UKRAINE….

Soviet-era pipelines bring Russian gas to and through Ukraine, which burns it for fuel and takes transit fees on what is shipped onward to central and western Europe. Ukraine for a decade has diddled the Russians and fiddled the gas, running up billions of dollars in arrears on the stuff they consume and siphoning off billions of cubic meters intended for other customers.

But Ukraine is learning that if you don’t pay the piper, you don’t call the tune. Russia is moving vigorously to open alternate routes, and Ukraine is crying foul.

One route is already in use. A $2 billion pipeline, built by a consortium of Russian, German, Italian and French companies, opened last year and carries Russian gas through Belarus to Poland and Germany. Now Poland has apparently dropped objections to a second route through Belarus across Poland to Slovakia. The pipelines through Ukraine, old and badly in need of repair, could become increasingly obsolete.

Ukraine’s President Leonid Kuchma, visiting Russia’s Tyumen region where the gas originates, complained repeatedly about the Russia’s move to new routes, which he called “political.” He sought assurances that Russian supplier Gazprom would not cut its shipments through Ukraine, but he did not get them. Transit volumes through Ukraine, and transit fees, could drop by 20 or 25 percent when the second new line opens.

Ukraine owes Gazprom nearly $2 billion for gas delivered to Ukraine and never paid for. In addition, Ukraine during much of the 1990s stole an estimated 3 billion cubic meters of transit gas each year. Very difficult and bitter negotiations produced Ukrainian recognition of the arrears, but not their payment. Presidents Kuchma and Putin agreed over a year ago that Ukraine could pay its debt by transferring its equity in the pipeline system to Gazprom, but the deal never closed. Ukraine apparently stopped siphoning gas in May 2000. But like prudent investors, the Russians want to spread their risks.

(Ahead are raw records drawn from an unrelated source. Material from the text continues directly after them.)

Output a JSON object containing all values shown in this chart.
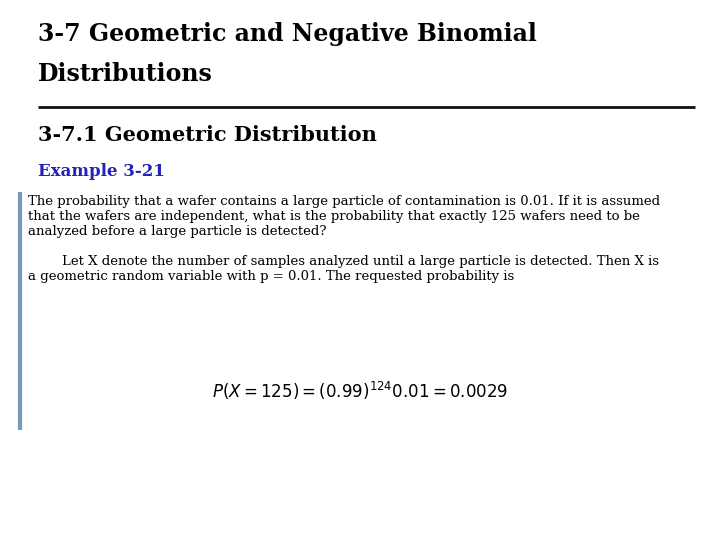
{
  "title_line1": "3-7 Geometric and Negative Binomial",
  "title_line2": "Distributions",
  "subtitle": "3-7.1 Geometric Distribution",
  "example_label": "Example 3-21",
  "example_color": "#2222BB",
  "bg_color": "#ffffff",
  "title_fontsize": 17,
  "subtitle_fontsize": 15,
  "example_fontsize": 12,
  "body_fontsize": 9.5,
  "formula_fontsize": 12,
  "sidebar_color": "#7799BB",
  "hr_color": "#111111",
  "body_text_1a": "The probability that a wafer contains a large particle of contamination is 0.01. If it is assumed",
  "body_text_1b": "that the wafers are independent, what is the probability that exactly 125 wafers need to be",
  "body_text_1c": "analyzed before a large particle is detected?",
  "body_text_2a": "        Let X denote the number of samples analyzed until a large particle is detected. Then X is",
  "body_text_2b": "a geometric random variable with p = 0.01. The requested probability is"
}
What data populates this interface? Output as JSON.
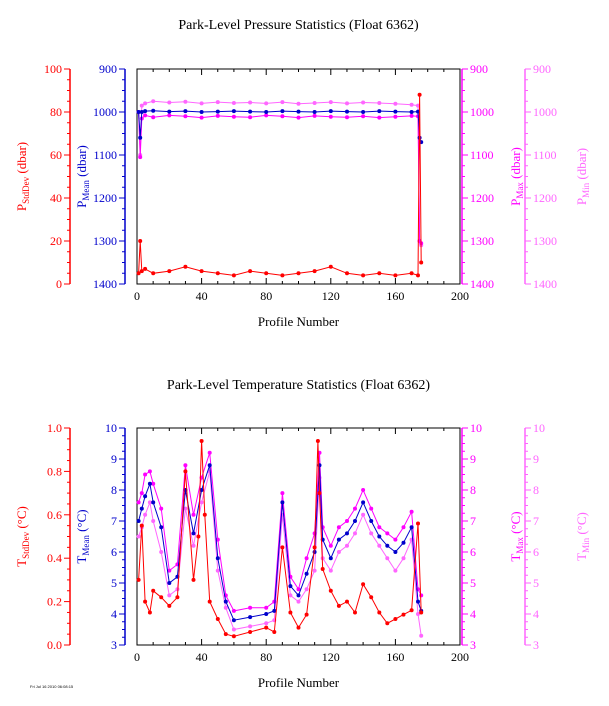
{
  "colors": {
    "red": "#ff0000",
    "blue": "#0000cc",
    "magenta": "#ff00ff",
    "pink": "#ff66ff"
  },
  "footer": "Fri Jul 16 2010 06:08:15",
  "chart_data": [
    {
      "type": "line",
      "title": "Park-Level Pressure Statistics (Float 6362)",
      "xlabel": "Profile Number",
      "xlim": [
        0,
        200
      ],
      "xticks": [
        "0",
        "40",
        "80",
        "120",
        "160",
        "200"
      ],
      "left_axes": [
        {
          "var": "P",
          "sub": "StdDev",
          "unit": " (dbar)",
          "ticks": [
            "100",
            "80",
            "60",
            "40",
            "20",
            "0"
          ],
          "lim": [
            0,
            100
          ],
          "inverted": false,
          "color_key": "red"
        },
        {
          "var": "P",
          "sub": "Mean",
          "unit": " (dbar)",
          "ticks": [
            "900",
            "1000",
            "1100",
            "1200",
            "1300",
            "1400"
          ],
          "lim": [
            900,
            1400
          ],
          "inverted": true,
          "color_key": "blue"
        }
      ],
      "right_axes": [
        {
          "var": "P",
          "sub": "Max",
          "unit": " (dbar)",
          "ticks": [
            "900",
            "1000",
            "1100",
            "1200",
            "1300",
            "1400"
          ],
          "lim": [
            900,
            1400
          ],
          "inverted": true,
          "color_key": "magenta"
        },
        {
          "var": "P",
          "sub": "Min",
          "unit": " (dbar)",
          "ticks": [
            "900",
            "1000",
            "1100",
            "1200",
            "1300",
            "1400"
          ],
          "lim": [
            900,
            1400
          ],
          "inverted": true,
          "color_key": "pink"
        }
      ],
      "series": [
        {
          "axis": "P_Min",
          "color_key": "pink",
          "x": [
            1,
            2,
            3,
            5,
            10,
            20,
            30,
            40,
            50,
            60,
            70,
            80,
            90,
            100,
            110,
            120,
            130,
            140,
            150,
            160,
            170,
            174,
            175,
            176
          ],
          "y": [
            1000,
            1100,
            985,
            980,
            975,
            978,
            976,
            980,
            977,
            979,
            978,
            980,
            977,
            981,
            979,
            977,
            980,
            978,
            979,
            981,
            983,
            985,
            1300,
            1310
          ]
        },
        {
          "axis": "P_Max",
          "color_key": "magenta",
          "x": [
            1,
            2,
            3,
            5,
            10,
            20,
            30,
            40,
            50,
            60,
            70,
            80,
            90,
            100,
            110,
            120,
            130,
            140,
            150,
            160,
            170,
            174,
            175,
            176
          ],
          "y": [
            1000,
            1105,
            1015,
            1008,
            1012,
            1008,
            1010,
            1013,
            1009,
            1011,
            1012,
            1008,
            1010,
            1013,
            1009,
            1011,
            1012,
            1010,
            1013,
            1011,
            1009,
            1010,
            1300,
            1305
          ]
        },
        {
          "axis": "P_Mean",
          "color_key": "blue",
          "x": [
            1,
            2,
            3,
            5,
            10,
            20,
            30,
            40,
            50,
            60,
            70,
            80,
            90,
            100,
            110,
            120,
            130,
            140,
            150,
            160,
            170,
            174,
            175,
            176
          ],
          "y": [
            1000,
            1060,
            1000,
            998,
            997,
            999,
            998,
            1000,
            999,
            998,
            999,
            1000,
            998,
            999,
            1000,
            998,
            999,
            1000,
            998,
            999,
            1000,
            999,
            1060,
            1070
          ]
        },
        {
          "axis": "P_StdDev",
          "color_key": "red",
          "x": [
            1,
            2,
            3,
            5,
            10,
            20,
            30,
            40,
            50,
            60,
            70,
            80,
            90,
            100,
            110,
            120,
            130,
            140,
            150,
            160,
            170,
            174,
            175,
            176
          ],
          "y": [
            5,
            20,
            6,
            7,
            5,
            6,
            8,
            6,
            5,
            4,
            6,
            5,
            4,
            5,
            6,
            8,
            5,
            4,
            5,
            4,
            5,
            4,
            88,
            10
          ]
        }
      ]
    },
    {
      "type": "line",
      "title": "Park-Level Temperature Statistics (Float 6362)",
      "xlabel": "Profile Number",
      "xlim": [
        0,
        200
      ],
      "xticks": [
        "0",
        "40",
        "80",
        "120",
        "160",
        "200"
      ],
      "left_axes": [
        {
          "var": "T",
          "sub": "StdDev",
          "unit": " (°C)",
          "ticks": [
            "1.0",
            "0.8",
            "0.6",
            "0.4",
            "0.2",
            "0.0"
          ],
          "lim": [
            0,
            1
          ],
          "inverted": false,
          "color_key": "red"
        },
        {
          "var": "T",
          "sub": "Mean",
          "unit": " (°C)",
          "ticks": [
            "10",
            "9",
            "8",
            "7",
            "6",
            "5",
            "4",
            "3"
          ],
          "lim": [
            3,
            10
          ],
          "inverted": false,
          "color_key": "blue"
        }
      ],
      "right_axes": [
        {
          "var": "T",
          "sub": "Max",
          "unit": " (°C)",
          "ticks": [
            "10",
            "9",
            "8",
            "7",
            "6",
            "5",
            "4",
            "3"
          ],
          "lim": [
            3,
            10
          ],
          "inverted": false,
          "color_key": "magenta"
        },
        {
          "var": "T",
          "sub": "Min",
          "unit": " (°C)",
          "ticks": [
            "10",
            "9",
            "8",
            "7",
            "6",
            "5",
            "4",
            "3"
          ],
          "lim": [
            3,
            10
          ],
          "inverted": false,
          "color_key": "pink"
        }
      ],
      "series": [
        {
          "axis": "T_Min",
          "color_key": "pink",
          "x": [
            1,
            3,
            5,
            8,
            10,
            15,
            20,
            25,
            30,
            35,
            40,
            45,
            50,
            55,
            60,
            70,
            80,
            85,
            90,
            95,
            100,
            105,
            110,
            113,
            115,
            120,
            125,
            130,
            135,
            140,
            145,
            150,
            155,
            160,
            165,
            170,
            174,
            176
          ],
          "y": [
            6.5,
            6.8,
            7.2,
            7.6,
            7.0,
            6.0,
            4.6,
            4.8,
            7.4,
            6.2,
            7.6,
            8.6,
            5.4,
            4.2,
            3.5,
            3.6,
            3.7,
            3.8,
            7.2,
            4.6,
            4.4,
            4.8,
            5.4,
            8.4,
            5.8,
            5.4,
            6.0,
            6.2,
            6.6,
            7.2,
            6.6,
            6.2,
            5.8,
            5.4,
            5.8,
            6.4,
            4.0,
            3.3
          ]
        },
        {
          "axis": "T_Max",
          "color_key": "magenta",
          "x": [
            1,
            3,
            5,
            8,
            10,
            15,
            20,
            25,
            30,
            35,
            40,
            45,
            50,
            55,
            60,
            70,
            80,
            85,
            90,
            95,
            100,
            105,
            110,
            113,
            115,
            120,
            125,
            130,
            135,
            140,
            145,
            150,
            155,
            160,
            165,
            170,
            174,
            176
          ],
          "y": [
            7.6,
            7.9,
            8.5,
            8.6,
            8.2,
            7.4,
            5.4,
            5.6,
            8.8,
            7.2,
            8.4,
            9.2,
            6.4,
            4.6,
            4.1,
            4.2,
            4.2,
            4.4,
            7.9,
            5.2,
            4.8,
            5.8,
            6.6,
            9.2,
            6.8,
            6.2,
            6.8,
            7.0,
            7.4,
            8.0,
            7.4,
            6.8,
            6.6,
            6.4,
            6.8,
            7.3,
            4.8,
            4.6
          ]
        },
        {
          "axis": "T_Mean",
          "color_key": "blue",
          "x": [
            1,
            3,
            5,
            8,
            10,
            15,
            20,
            25,
            30,
            35,
            40,
            45,
            50,
            55,
            60,
            70,
            80,
            85,
            90,
            95,
            100,
            105,
            110,
            113,
            115,
            120,
            125,
            130,
            135,
            140,
            145,
            150,
            155,
            160,
            165,
            170,
            174,
            176
          ],
          "y": [
            7.0,
            7.4,
            7.8,
            8.2,
            7.6,
            6.8,
            5.0,
            5.2,
            8.0,
            6.6,
            8.0,
            8.8,
            5.8,
            4.4,
            3.8,
            3.9,
            4.0,
            4.1,
            7.6,
            4.9,
            4.6,
            5.3,
            6.0,
            8.8,
            6.4,
            5.8,
            6.4,
            6.6,
            7.0,
            7.6,
            7.0,
            6.5,
            6.2,
            6.0,
            6.3,
            6.8,
            4.4,
            4.1
          ]
        },
        {
          "axis": "T_StdDev",
          "color_key": "red",
          "x": [
            1,
            3,
            5,
            8,
            10,
            15,
            20,
            25,
            30,
            35,
            38,
            40,
            42,
            45,
            50,
            55,
            60,
            70,
            80,
            85,
            90,
            95,
            100,
            105,
            110,
            112,
            113,
            115,
            120,
            125,
            130,
            135,
            140,
            145,
            150,
            155,
            160,
            165,
            170,
            174,
            176
          ],
          "y": [
            0.3,
            0.55,
            0.2,
            0.15,
            0.25,
            0.22,
            0.18,
            0.22,
            0.8,
            0.3,
            0.5,
            0.94,
            0.6,
            0.2,
            0.12,
            0.05,
            0.04,
            0.06,
            0.08,
            0.06,
            0.45,
            0.15,
            0.08,
            0.14,
            0.45,
            0.94,
            0.7,
            0.35,
            0.25,
            0.18,
            0.2,
            0.15,
            0.28,
            0.22,
            0.15,
            0.1,
            0.12,
            0.14,
            0.16,
            0.56,
            0.15
          ]
        }
      ]
    }
  ]
}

As much as Russia wants alternate routes to take its gas to Europe, Ukraine wants alternate sources of supply. The country has a supply agreement with Turkmenistan, but Turkmenistan has no access to Ukraine except through Soviet-era pipelines that Gazprom controls. Ukraine backs non-Russian routes like the Trans-Caspian Gas Pipeline project for Central Asian and Caspian gas and oil, but political risks in the region give financiers the fantods, and most projects are just pipe dreams. Ukraine will have to deal with the Russians as best it can, for many years to come.